Given this scfres_Al we construct functions representing $\varepsilon^\dagger$ and $P^{-1}$:

# Function, which applies P^{-1} for the case of KerkerMixing
Pinv_Kerker(δρ) = DFTK.mix_density(KerkerMixing(), basis_Al, δρ)

# Function which applies ε† = 1 - χ0 K
function epsilon(δρ)
    δV   = apply_kernel(basis_Al, δρ; ρ=scfres_Al.ρ)
    χ0δV = apply_χ0(scfres_Al, δV)
    δρ - χ0δV
end
epsilon (generic function with 1 method)

With these functions available we can now compute the desired eigenvalues. For simplicity we only consider the first few largest ones.

using KrylovKit
λ_Simple, X_Simple = eigsolve(epsilon, randn(size(scfres_Al.ρ)), 3, :LM;
                              tol=1e-3, eager=true, verbosity=2)
λ_Simple_max = maximum(real.(λ_Simple))
44.024488533655614

The smallest eigenvalue is a bit more tricky to obtain, so we will just assume

λ_Simple_min = 0.952
0.952

This makes the condition number around 30:

cond_Simple = λ_Simple_max / λ_Simple_min
46.24421064459624

This does not sound large compared to the condition numbers you might know from linear systems.

However, this is sufficient to cause a notable slowdown, which would be even more pronounced if we did not use Anderson, since we also would need to drastically reduce the damping (try it!).

Having computed the eigenvalues of the dielectric matrix we can now also look at the eigenmodes, which are responsible for the bad convergence behaviour. The largest eigenmode for example:

using Statistics
using Plots
mode_xy = mean(real.(X_Simple[1]), dims=3)[:, :, 1, 1]  # Average along z axis
heatmap(mode_xy', c=:RdBu_11, aspect_ratio=1, grid=false,
        legend=false, clim=(-0.006, 0.006))
Example block output

This mode can be physically interpreted as the reason why this SCF converges slowly. For example in this case it displays a displacement of electron density from the centre to the extremal parts of the unit cell. This phenomenon is called charge-sloshing.

We repeat the exercise for the Kerker-preconditioned dielectric operator:

λ_Kerker, X_Kerker = eigsolve(Pinv_Kerker ∘ epsilon,
                              randn(size(scfres_Al.ρ)), 3, :LM;
                              tol=1e-3, eager=true, verbosity=2)

mode_xy = mean(real.(X_Kerker[1]), dims=3)[:, :, 1, 1]  # Average along z axis
heatmap(mode_xy', c=:RdBu_11, aspect_ratio=1, grid=false,
        legend=false, clim=(-0.006, 0.006))
Example block output

Clearly the charge-sloshing mode is no longer dominating.
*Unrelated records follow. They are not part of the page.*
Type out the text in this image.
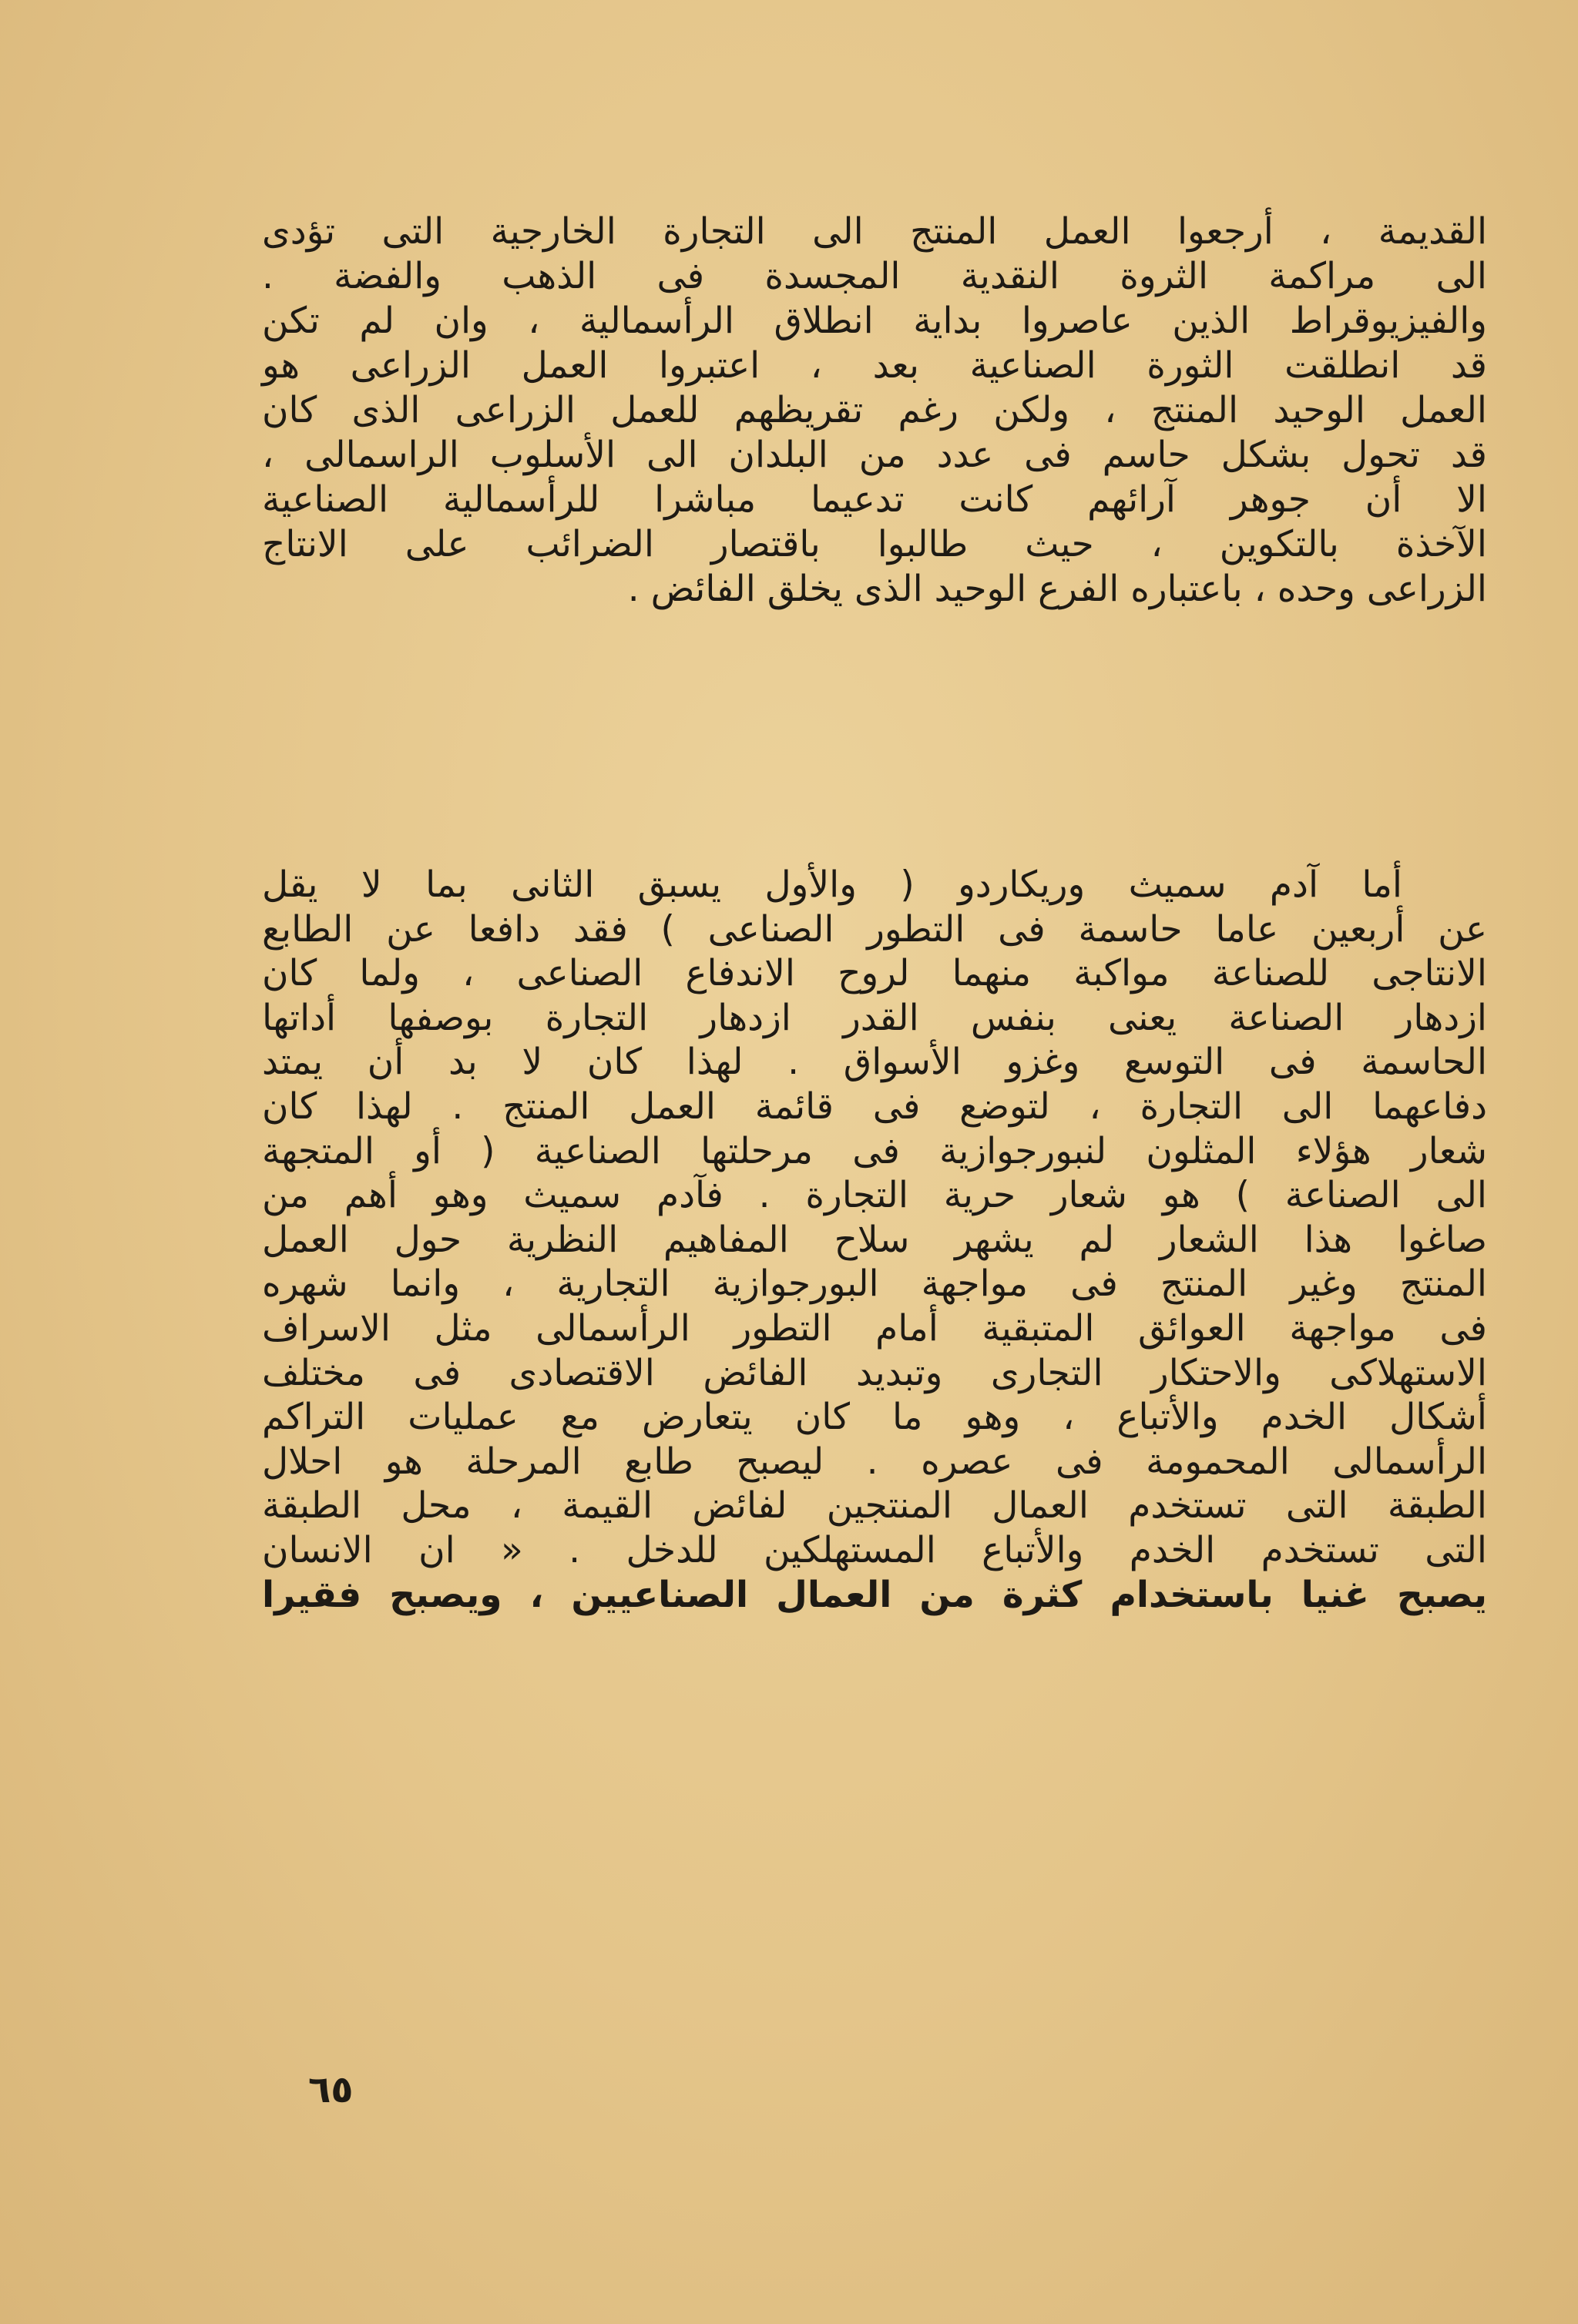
القديمة ، أرجعوا العمل المنتج الى التجارة الخارجية التى تؤدى
الى مراكمة الثروة النقدية المجسدة فى الذهب والفضة .
والفيزيوقراط الذين عاصروا بداية انطلاق الرأسمالية ، وان لم تكن
قد انطلقت الثورة الصناعية بعد ، اعتبروا العمل الزراعى هو
العمل الوحيد المنتج ، ولكن رغم تقريظهم للعمل الزراعى الذى كان
قد تحول بشكل حاسم فى عدد من البلدان الى الأسلوب الراسمالى ،
الا أن جوهر آرائهم كانت تدعيما مباشرا للرأسمالية الصناعية
الآخذة بالتكوين ، حيث طالبوا باقتصار الضرائب على الانتاج
الزراعى وحده ، باعتباره الفرع الوحيد الذى يخلق الفائض .
أما آدم سميث وريكاردو ( والأول يسبق الثانى بما لا يقل
عن أربعين عاما حاسمة فى التطور الصناعى ) فقد دافعا عن الطابع
الانتاجى للصناعة مواكبة منهما لروح الاندفاع الصناعى ، ولما كان
ازدهار الصناعة يعنى بنفس القدر ازدهار التجارة بوصفها أداتها
الحاسمة فى التوسع وغزو الأسواق . لهذا كان لا بد أن يمتد
دفاعهما الى التجارة ، لتوضع فى قائمة العمل المنتج . لهذا كان
شعار هؤلاء المثلون لنبورجوازية فى مرحلتها الصناعية ( أو المتجهة
الى الصناعة ) هو شعار حرية التجارة . فآدم سميث وهو أهم من
صاغوا هذا الشعار لم يشهر سلاح المفاهيم النظرية حول العمل
المنتج وغير المنتج فى مواجهة البورجوازية التجارية ، وانما شهره
فى مواجهة العوائق المتبقية أمام التطور الرأسمالى مثل الاسراف
الاستهلاكى والاحتكار التجارى وتبديد الفائض الاقتصادى فى مختلف
أشكال الخدم والأتباع ، وهو ما كان يتعارض مع عمليات التراكم
الرأسمالى المحمومة فى عصره . ليصبح طابع المرحلة هو احلال
الطبقة التى تستخدم العمال المنتجين لفائض القيمة ، محل الطبقة
التى تستخدم الخدم والأتباع المستهلكين للدخل . « ان الانسان
يصبح غنيا باستخدام كثرة من العمال الصناعيين ، ويصبح فقيرا
٦٥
The largest eigenvalue is now

maximum(real.(λ_Kerker))
4.723587951332476

Since the smallest eigenvalue in this case remains of similar size (it is now around 0.8), this implies that the conditioning improves noticeably when KerkerMixing is used.

Note: Since LdosMixing requires solving a linear system at each application of $P^{-1}$, determining the eigenvalues of $P^{-1} \varepsilon^\dagger$ is slightly more expensive and thus not shown. The results are similar to KerkerMixing, however.

We could repeat the exercise for an insulating system (e.g. a Helium chain). In this case you would notice that the condition number without mixing is actually smaller than the condition number with Kerker mixing. In other words employing Kerker mixing makes the convergence worse. A closer investigation of the eigenvalues shows that Kerker mixing reduces the smallest eigenvalue of the dielectric operator this time, while keeping the largest value unchanged. Overall the conditioning thus workens.

Takeaways:

  • For metals the conditioning of the dielectric matrix increases steeply with system size.
  • The Kerker preconditioner tames this and makes SCFs on large metallic systems feasible by keeping the condition number of order 1.
  • For insulating systems the best approach is to not use any mixing.
  • The ideal mixing strongly depends on the dielectric properties of system which is studied (metal versus insulator versus semiconductor).